Kapa haka took center stage at the Tūhoe Festival in Rotorua today.
Over the years it’s become a way of retaining Tūhoe unique culture for its youth which has been encouraged by compulsory items such as ‘Karanga, te whakatū waewae, wero, rau rākau, and mōteatea.
This festival aims is to grow new leaders. Organisers say by performing traditional art forms like the 'Wero' those dreams will be realised.
Tei Nohotima of Tūhoe says, “In Tūhoe, the leader that leads the group, tribe is the one that performs the wero, he has one path objective to lead his people.”
14 teams, all performing the traditional items of the Karanga, Wero, Te Whakatū waewae, rau rākau and the Mōteatea is compulsory but the age of the performer of the Wero and Karanga items must be between 18-30years old.
Tūhoe elder Himaima Kingi says, “The young performers are doing so well to retain their Tūhoetanga, say the correct words in their karanga, I'm very impressed and happy that they are performing these traditional items.”

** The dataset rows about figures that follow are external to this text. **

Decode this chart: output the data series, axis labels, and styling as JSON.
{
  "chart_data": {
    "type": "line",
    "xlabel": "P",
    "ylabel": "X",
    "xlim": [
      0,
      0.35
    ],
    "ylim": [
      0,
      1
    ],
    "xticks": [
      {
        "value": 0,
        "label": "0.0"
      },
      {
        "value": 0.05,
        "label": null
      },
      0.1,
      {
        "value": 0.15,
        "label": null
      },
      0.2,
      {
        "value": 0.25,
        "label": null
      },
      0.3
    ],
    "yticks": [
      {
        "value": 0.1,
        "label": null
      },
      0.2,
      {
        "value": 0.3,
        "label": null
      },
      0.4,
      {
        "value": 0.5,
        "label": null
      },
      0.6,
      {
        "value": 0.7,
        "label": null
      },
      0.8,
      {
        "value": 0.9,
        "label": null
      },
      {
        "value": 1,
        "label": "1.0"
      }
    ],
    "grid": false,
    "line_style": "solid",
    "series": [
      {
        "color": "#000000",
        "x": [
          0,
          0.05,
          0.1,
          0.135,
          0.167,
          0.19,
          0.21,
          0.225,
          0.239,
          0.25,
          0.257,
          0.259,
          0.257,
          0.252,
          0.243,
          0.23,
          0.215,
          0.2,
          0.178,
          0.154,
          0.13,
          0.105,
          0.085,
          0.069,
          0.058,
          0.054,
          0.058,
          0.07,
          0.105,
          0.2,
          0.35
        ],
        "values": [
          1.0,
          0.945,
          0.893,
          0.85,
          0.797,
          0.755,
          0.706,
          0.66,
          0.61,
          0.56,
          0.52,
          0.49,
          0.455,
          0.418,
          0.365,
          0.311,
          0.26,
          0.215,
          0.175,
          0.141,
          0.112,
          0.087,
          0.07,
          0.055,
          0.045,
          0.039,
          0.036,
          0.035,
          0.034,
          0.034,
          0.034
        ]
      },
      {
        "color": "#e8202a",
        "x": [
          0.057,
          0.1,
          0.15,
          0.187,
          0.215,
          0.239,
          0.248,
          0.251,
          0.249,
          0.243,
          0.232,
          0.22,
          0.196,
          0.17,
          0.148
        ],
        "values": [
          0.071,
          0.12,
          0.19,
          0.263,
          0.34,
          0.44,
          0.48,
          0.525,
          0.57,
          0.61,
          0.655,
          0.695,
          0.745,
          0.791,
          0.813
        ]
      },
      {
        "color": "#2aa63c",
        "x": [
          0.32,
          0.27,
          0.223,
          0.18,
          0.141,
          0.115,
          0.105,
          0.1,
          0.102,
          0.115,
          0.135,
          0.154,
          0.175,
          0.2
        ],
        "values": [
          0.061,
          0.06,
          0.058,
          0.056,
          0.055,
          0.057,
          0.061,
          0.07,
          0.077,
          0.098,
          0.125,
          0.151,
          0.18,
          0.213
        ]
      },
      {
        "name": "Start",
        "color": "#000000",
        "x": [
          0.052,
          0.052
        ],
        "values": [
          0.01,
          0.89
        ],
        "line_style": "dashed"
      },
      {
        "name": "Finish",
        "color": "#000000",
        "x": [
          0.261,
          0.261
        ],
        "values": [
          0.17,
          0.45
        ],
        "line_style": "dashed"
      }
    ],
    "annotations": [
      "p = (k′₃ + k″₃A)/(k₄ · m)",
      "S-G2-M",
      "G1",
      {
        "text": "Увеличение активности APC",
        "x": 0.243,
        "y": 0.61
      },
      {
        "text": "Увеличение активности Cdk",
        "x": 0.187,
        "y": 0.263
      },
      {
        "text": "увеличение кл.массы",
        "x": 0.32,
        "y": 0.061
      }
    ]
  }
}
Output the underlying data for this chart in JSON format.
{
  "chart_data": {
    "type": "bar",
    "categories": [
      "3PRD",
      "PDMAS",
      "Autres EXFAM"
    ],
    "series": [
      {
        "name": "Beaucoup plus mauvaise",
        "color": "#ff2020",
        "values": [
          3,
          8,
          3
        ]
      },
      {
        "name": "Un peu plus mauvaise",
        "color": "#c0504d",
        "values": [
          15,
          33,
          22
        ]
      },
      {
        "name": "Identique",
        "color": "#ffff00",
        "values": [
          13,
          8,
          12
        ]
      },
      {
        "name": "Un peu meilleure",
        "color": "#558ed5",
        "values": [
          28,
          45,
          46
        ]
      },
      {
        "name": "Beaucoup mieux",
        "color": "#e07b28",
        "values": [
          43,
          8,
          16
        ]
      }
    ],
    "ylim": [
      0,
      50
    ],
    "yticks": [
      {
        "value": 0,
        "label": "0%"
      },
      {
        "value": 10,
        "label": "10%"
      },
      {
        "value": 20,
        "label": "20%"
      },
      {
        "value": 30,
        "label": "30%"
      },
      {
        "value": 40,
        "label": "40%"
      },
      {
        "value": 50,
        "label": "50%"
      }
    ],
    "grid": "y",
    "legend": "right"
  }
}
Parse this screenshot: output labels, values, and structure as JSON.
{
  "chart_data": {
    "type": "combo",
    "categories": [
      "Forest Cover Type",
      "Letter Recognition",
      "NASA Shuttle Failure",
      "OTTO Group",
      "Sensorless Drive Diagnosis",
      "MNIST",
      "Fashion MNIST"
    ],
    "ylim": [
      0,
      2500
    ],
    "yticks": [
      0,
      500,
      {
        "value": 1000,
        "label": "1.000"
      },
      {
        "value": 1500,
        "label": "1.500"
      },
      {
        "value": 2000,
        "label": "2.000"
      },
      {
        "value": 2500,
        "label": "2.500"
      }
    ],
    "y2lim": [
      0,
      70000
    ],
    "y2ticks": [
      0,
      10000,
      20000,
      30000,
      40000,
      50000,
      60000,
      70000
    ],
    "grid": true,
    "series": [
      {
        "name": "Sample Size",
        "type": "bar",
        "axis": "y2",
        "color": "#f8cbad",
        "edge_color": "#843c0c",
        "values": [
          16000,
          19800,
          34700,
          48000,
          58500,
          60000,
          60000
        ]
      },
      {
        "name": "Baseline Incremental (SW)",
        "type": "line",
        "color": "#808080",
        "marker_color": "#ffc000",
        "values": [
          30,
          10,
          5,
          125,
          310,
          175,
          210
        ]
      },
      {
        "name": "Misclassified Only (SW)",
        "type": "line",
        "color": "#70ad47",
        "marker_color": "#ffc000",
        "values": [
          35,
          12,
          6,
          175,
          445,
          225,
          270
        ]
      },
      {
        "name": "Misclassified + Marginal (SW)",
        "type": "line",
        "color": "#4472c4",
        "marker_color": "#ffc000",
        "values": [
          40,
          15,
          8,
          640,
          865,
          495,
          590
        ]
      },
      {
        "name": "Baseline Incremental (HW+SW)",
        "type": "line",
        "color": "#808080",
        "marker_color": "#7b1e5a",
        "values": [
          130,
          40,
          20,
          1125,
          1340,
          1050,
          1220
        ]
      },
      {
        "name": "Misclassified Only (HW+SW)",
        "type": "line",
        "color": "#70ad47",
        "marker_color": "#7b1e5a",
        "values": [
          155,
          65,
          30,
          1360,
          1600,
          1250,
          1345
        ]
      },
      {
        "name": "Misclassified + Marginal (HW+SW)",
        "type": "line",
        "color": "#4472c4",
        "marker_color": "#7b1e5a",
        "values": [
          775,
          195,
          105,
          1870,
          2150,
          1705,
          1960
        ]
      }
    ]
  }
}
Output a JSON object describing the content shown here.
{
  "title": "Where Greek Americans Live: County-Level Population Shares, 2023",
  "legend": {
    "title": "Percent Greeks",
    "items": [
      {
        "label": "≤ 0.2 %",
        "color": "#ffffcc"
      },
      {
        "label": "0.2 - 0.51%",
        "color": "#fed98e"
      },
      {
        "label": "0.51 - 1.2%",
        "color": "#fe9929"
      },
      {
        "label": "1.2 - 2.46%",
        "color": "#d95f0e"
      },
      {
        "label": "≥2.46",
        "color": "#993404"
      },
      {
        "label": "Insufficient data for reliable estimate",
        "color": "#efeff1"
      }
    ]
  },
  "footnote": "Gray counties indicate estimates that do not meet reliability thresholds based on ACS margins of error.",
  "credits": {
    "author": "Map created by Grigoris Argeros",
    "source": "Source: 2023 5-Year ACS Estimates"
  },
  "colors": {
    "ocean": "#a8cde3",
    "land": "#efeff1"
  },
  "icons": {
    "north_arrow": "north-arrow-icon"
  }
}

This is the longest running tribal festival in NZ but what makes this event unique is the retention of these traditional items.
Ngatai Rangihau also says, “No matter where you go you have to take your traditional practices with you for Tūhoe this is important we spoke to the elders of this place and they supported our concept regarding our traditional practices.”
The team that wins the traditional items takes out the competition.